Turtle wakes in the predawn dark thinking about that. Thinking about what he’d said. She cannot get back to sleep. She sits at the bay window and looks out at the ocean, the rose thorns itching at the panes. What had he meant, there is something broken in that man? Outside, it is clear. She thinks, you will be better and more than I am, reproducing his expression in her mind, trying to get at what he meant. She can see the stars out above the ocean, though when she looks north, she can see the lights of Mendocino reflected in the clouds. She turns, feet on the floor, elbows on her knees, and looks at her room. The beam-and-cinder-block shelves, her clothes neatly stowed. Her plywood platform bolted to the wall, with its sleeping bag and folded wool blankets. The door, the brass doorknob, the copper lock plate, the old-fashioned keyhole. She pulls on her jeans and she belts on Grandpa’s knife and adds a concealment holster, telling herself, just in case, just in case, walking to her bed and reaching under it and pulling her Sig Sauer from the brackets there.
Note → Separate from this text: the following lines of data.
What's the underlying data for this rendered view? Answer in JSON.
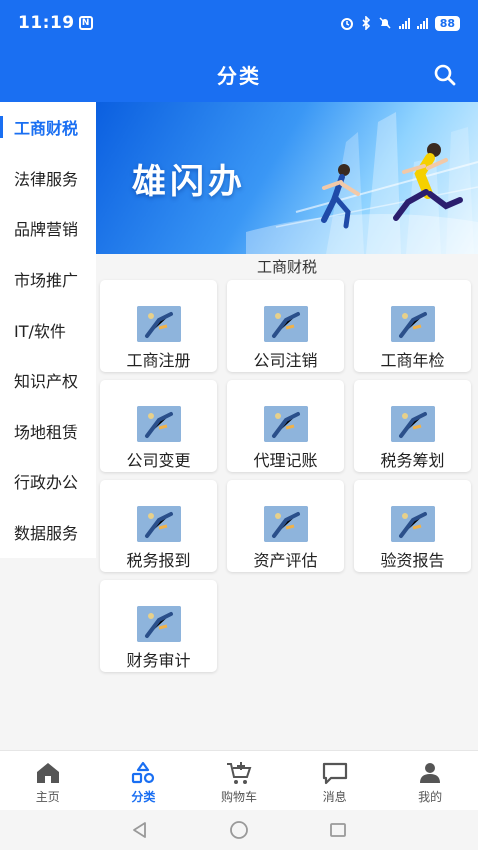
{
  "status_bar": {
    "time": "11:19",
    "n_badge": "N",
    "battery": "88"
  },
  "header": {
    "title": "分类"
  },
  "sidebar": {
    "items": [
      {
        "label": "工商财税"
      },
      {
        "label": "法律服务"
      },
      {
        "label": "品牌营销"
      },
      {
        "label": "市场推广"
      },
      {
        "label": "IT/软件"
      },
      {
        "label": "知识产权"
      },
      {
        "label": "场地租赁"
      },
      {
        "label": "行政办公"
      },
      {
        "label": "数据服务"
      }
    ]
  },
  "banner": {
    "text": "雄闪办"
  },
  "section": {
    "title": "工商财税"
  },
  "services": [
    {
      "label": "工商注册"
    },
    {
      "label": "公司注销"
    },
    {
      "label": "工商年检"
    },
    {
      "label": "公司变更"
    },
    {
      "label": "代理记账"
    },
    {
      "label": "税务筹划"
    },
    {
      "label": "税务报到"
    },
    {
      "label": "资产评估"
    },
    {
      "label": "验资报告"
    },
    {
      "label": "财务审计"
    }
  ],
  "tabbar": {
    "tabs": [
      {
        "label": "主页",
        "icon": "home-icon"
      },
      {
        "label": "分类",
        "icon": "category-icon"
      },
      {
        "label": "购物车",
        "icon": "cart-icon"
      },
      {
        "label": "消息",
        "icon": "message-icon"
      },
      {
        "label": "我的",
        "icon": "person-icon"
      }
    ],
    "active_index": 1
  },
  "colors": {
    "primary": "#1a6ff2",
    "background": "#f5f5f5"
  }
}
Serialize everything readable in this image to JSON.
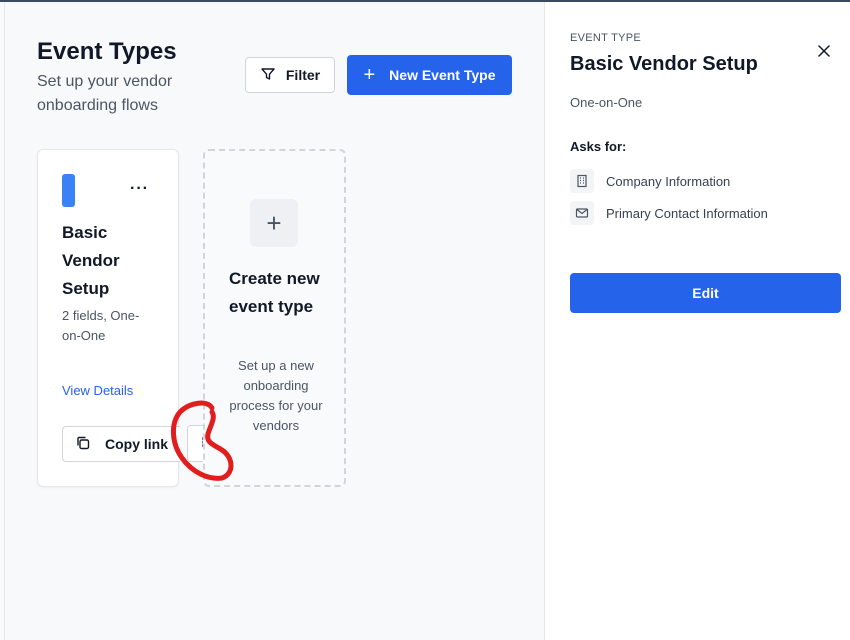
{
  "header": {
    "title": "Event Types",
    "subtitle": "Set up your vendor onboarding flows",
    "filter_label": "Filter",
    "new_label": "New Event Type"
  },
  "cards": [
    {
      "title": "Basic Vendor Setup",
      "meta": "2 fields, One-on-One",
      "view_label": "View Details",
      "copy_label": "Copy link",
      "accent_color": "#3b82f6"
    }
  ],
  "create_card": {
    "title": "Create new event type",
    "description": "Set up a new onboarding process for your vendors"
  },
  "panel": {
    "eyebrow": "EVENT TYPE",
    "title": "Basic Vendor Setup",
    "subtitle": "One-on-One",
    "asks_label": "Asks for:",
    "fields": [
      {
        "label": "Company Information",
        "icon": "building-icon"
      },
      {
        "label": "Primary Contact Information",
        "icon": "mail-icon"
      }
    ],
    "edit_label": "Edit"
  },
  "colors": {
    "primary": "#2563eb",
    "annotation": "#e11d1d"
  }
}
She shrugs into a thick wool sweater, and over that a flannel, and walks barefoot through the hall, holstering the pistol.

She climbs down the stairs, but stands on the lowest step, hesitating, soaking up the loneliness of the house in some way, as if it had something it could tell her, the generations of Alvestons who have lived here, and all of them, she thinks, unhappy, all of them bringing their children up hard, but all of them having something to them.

Just down the hall, Martin is in his huge redwood bed, the moon casting the shadows of the alder leaves onto the drywall, and she imagines him there, solid, one hand resting on that enormous chest. She walks into the kitchen and eases open the back door. The night is clear. The moonlight is bright enough to see by. She walks along the joists and stands looking down into the black ferns. She can smell the creek. She can smell the pines. She can smell their curling, dusty needles.

She switchbacks through myrtles and rusty fronds. She comes into the rocky creek and wades up it, her feet numb with cold. The trees rise blackly into the star-glittered vault. She thinks, I will go back now. Back to my room. I have promised and promised and promised and he cannot bear to lose me. To the east, the stream shines glassy from out the riotous dark. She stands breathing, taking in the silence for a very long time. Then she goes.